Romania’s mountainous regions, which are rich with gold, have drawn international investors and mining companies for decades. The methods and processes by which many modern companies extract the country’s natural resources, however, threaten to cause widespread environmental and economic damage. Yet government officials have often weakened the laws and created loopholes that allow such projects to continue.
Declic, an SRT grantee based in Romania, is an online advocacy platform created in 2015 to change this. Founded by Tudor Bradatan and Stephanie Roth, the network currently involves more than 900,000 people in campaigning for good governance and the protection of the natural environment. Bradatan and Roth first got into campaigning in 2013 when they helped mobilise mass protests against a dangerous mining project in the Roșia Montană region in Transylvania.
For two decades, Gabriel Resources, a Canadian company, attempted to build what would be Europe’s largest gold mine at Roșia Montană, which was first mined by the Romans. The company proposed an open-pit mine which would, as described by National Geographic, use “tens of thousands of tons of cyanide to separate gold from crushed rock, creating a large reservoir full of cyanide-laced water”, potentially causing widespread ecological and societal devastation.
Romanians were already aware of the dangers of this type of mining due to an accident at the Baia Mare gold mine in the country’s northwest. In 2000, a reservoir leak spilled 100,000 cubic meters of water and up to 100 tons of highly toxic cyanide and heavy metals into nearby rivers that run through Hungary, Romania, Serbia and Bulgaria. It contaminated the drinking water and food chain for millions of people and damaged the ecosystem and its wildlife. Some compared the disaster to the Chernobyl nuclear accident.
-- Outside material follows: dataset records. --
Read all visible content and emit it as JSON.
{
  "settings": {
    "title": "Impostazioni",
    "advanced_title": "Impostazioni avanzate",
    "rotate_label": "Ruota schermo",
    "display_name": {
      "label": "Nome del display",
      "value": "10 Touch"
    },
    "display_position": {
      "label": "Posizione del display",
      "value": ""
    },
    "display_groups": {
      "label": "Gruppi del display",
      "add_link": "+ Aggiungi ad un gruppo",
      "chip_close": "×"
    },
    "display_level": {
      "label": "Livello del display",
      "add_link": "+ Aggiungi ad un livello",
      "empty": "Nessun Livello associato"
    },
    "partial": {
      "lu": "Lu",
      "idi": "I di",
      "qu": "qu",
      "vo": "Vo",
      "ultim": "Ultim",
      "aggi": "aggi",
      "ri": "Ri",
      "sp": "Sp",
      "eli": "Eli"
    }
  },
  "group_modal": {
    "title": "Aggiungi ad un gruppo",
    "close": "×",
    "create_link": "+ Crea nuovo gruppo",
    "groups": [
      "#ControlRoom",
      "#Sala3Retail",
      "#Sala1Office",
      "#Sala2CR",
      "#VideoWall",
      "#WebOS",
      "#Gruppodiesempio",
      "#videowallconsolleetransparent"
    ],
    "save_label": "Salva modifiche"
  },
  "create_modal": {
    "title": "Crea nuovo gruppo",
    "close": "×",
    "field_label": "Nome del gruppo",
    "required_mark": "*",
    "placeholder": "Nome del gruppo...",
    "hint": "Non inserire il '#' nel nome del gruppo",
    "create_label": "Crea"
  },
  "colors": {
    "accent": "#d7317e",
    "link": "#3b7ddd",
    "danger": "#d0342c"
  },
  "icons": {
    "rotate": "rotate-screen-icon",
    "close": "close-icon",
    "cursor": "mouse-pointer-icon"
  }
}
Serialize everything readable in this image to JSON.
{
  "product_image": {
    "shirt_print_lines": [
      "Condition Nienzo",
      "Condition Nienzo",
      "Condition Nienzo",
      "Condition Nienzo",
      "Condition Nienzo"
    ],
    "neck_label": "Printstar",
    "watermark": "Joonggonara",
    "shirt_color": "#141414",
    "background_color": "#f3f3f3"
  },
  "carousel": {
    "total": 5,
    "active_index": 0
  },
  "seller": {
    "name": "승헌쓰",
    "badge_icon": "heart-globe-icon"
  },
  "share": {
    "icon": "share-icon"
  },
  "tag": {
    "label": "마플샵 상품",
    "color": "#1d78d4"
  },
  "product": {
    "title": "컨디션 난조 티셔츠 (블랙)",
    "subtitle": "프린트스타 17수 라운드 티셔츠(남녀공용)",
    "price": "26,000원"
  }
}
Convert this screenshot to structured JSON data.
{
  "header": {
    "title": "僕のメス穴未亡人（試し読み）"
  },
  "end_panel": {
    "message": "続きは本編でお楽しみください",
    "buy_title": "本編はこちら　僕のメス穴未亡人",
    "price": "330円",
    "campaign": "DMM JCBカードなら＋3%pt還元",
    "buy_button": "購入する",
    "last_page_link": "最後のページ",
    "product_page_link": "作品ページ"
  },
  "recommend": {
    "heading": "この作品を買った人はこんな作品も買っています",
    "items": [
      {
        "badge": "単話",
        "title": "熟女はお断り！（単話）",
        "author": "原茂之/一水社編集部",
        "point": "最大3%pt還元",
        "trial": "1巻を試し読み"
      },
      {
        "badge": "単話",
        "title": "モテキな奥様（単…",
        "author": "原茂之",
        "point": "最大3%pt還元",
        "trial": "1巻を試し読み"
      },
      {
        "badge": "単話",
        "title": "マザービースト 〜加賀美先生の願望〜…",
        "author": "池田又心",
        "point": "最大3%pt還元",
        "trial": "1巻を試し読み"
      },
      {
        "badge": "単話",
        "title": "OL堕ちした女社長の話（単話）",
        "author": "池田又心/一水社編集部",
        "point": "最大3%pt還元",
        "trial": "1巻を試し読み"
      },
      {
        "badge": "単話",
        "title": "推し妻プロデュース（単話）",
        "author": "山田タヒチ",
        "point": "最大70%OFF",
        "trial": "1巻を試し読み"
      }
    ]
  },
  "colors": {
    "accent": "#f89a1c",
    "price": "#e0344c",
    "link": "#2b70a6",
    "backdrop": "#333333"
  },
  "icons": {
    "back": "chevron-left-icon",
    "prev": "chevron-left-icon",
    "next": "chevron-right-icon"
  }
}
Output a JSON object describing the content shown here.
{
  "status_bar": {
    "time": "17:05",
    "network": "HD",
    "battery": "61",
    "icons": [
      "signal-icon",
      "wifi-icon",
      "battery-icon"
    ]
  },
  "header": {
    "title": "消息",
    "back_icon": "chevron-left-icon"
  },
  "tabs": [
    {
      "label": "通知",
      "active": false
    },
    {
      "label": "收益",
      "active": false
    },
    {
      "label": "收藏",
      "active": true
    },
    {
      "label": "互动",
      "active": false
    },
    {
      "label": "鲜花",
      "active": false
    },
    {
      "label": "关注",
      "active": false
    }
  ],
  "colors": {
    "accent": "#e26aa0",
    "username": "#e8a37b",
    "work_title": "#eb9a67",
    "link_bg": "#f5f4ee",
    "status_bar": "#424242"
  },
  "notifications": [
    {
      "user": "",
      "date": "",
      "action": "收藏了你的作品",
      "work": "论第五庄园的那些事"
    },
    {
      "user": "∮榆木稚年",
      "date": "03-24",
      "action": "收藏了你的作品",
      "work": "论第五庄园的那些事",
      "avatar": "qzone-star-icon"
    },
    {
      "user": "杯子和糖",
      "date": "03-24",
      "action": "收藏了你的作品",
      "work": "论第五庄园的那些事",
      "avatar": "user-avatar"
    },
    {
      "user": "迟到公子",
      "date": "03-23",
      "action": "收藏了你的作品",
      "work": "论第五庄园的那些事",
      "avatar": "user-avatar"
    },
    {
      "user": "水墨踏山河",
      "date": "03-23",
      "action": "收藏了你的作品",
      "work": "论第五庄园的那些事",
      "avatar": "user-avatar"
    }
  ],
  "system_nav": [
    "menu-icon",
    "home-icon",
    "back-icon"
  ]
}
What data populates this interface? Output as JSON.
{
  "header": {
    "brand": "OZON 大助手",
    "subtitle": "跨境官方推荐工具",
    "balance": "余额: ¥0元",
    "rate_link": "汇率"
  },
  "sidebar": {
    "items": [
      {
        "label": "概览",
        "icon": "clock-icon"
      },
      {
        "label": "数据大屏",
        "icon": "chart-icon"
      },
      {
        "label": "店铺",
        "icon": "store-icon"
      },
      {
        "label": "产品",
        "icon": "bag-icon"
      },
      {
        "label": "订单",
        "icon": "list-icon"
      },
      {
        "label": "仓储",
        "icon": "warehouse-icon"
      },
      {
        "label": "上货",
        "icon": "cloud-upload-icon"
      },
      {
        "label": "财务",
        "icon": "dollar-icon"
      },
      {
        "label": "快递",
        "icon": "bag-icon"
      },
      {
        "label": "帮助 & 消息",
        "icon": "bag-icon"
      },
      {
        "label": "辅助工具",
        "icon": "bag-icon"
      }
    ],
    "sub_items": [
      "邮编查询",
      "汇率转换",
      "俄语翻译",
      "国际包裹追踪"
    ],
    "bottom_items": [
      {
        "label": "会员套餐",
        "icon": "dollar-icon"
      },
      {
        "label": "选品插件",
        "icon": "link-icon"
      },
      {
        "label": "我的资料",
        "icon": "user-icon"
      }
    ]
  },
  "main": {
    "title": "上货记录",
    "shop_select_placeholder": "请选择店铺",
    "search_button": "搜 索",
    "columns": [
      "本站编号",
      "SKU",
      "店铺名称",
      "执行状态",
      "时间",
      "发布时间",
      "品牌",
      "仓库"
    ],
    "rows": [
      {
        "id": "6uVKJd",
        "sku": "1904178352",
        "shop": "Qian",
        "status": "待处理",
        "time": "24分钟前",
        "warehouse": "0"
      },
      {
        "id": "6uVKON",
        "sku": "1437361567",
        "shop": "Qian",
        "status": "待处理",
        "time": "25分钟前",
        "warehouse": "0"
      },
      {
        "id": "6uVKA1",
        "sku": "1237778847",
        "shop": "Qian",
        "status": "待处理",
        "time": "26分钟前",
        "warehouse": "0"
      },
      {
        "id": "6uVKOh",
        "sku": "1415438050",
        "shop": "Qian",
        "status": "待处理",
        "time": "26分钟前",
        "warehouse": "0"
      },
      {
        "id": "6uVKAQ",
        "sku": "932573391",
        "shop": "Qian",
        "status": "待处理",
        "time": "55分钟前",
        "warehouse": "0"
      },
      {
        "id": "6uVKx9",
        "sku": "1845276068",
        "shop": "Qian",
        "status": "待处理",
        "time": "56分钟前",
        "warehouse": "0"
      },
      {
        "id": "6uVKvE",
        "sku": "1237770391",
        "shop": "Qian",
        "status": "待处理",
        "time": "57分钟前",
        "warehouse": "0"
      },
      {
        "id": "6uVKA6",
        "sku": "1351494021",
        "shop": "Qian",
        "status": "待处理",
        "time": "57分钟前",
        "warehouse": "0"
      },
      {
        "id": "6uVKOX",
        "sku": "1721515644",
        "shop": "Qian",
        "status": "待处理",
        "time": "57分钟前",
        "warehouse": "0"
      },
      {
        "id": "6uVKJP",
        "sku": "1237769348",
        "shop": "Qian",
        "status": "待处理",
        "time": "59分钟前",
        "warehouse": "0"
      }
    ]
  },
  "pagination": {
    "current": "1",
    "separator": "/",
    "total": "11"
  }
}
In 2013, resistance to the proposed mine at Roșia Montană grew when Gabriel Resources and the state declined to make commitments on safety measures and compensation for residents who would be forced to leave their homes to make way for the mine. From September 2013 through January 2014, advocates organised protests that drew hundreds of thousands of Romanians – including environmental activists, farmers, academic and religious leaders, as well as people from neighbouring European countries. After several months, the mine project was halted.
“The protests helped restore people’s faith in civic action and reminded us that collective action can change the course of the country’s future,” said Bradatan. “We’ve since used the tactics developed during those weeks to defend other causes, from preserving forests to saving rivers.”
Declic campaigns on a broad range of issues using research, media campaigns, and strategic litigation. They organise online via Facebook and Facebook Messenger, Twitter and via their website. In order to influence policy, they petition both online and in person. Through a digital tool called My Click Campaign, people can create their own petitions, stay in touch with signatories and organise events.
Declic’s public actions are varied and often creative. For example, in order to hold officials to their promise to cut special pensions to a subset of Romanians (who receive 100 times more per month than other pensioners), Declic organised camera-worthy public actions on ski slopes of Poiana Brasov, at the Constitutional Court of Romania (which was serenaded by Declic carolers) and at the Victory Square near the seat of the government in Bucharest.
In 2019, thanks to the legal action of Declic and its partners, Romania’s Supreme Court permanently cancelled the planning certificate for the Certej mining project, another effort to open a cyanide-based open-pit gold mine in Transylvania’s Apuseni Mountains. The site is close to several densely populated villages and required the destruction of pastures and protected forests.
Even as Declic celebrates its wins, they prepare for the next challenge. The future owner of the Certej mine may also attempt to build a cyanide mine, for example. As for Roșia Montană, Declic and its partners have been supporting a multiyear effort to designate the area as a World Heritage site. This would prohibit mining and boost the area’s value as a tourist destination, with its Roman archaeology and natural beauty drawing visitors and providing a source of income for local residents. Although Romanian officials have supported this designation in the past, such support is wavering, and Declic is organising once again.
“This kind of campaigning requires that we maintain constant pressure on public officials”, said Bradatan. “It takes a long view.”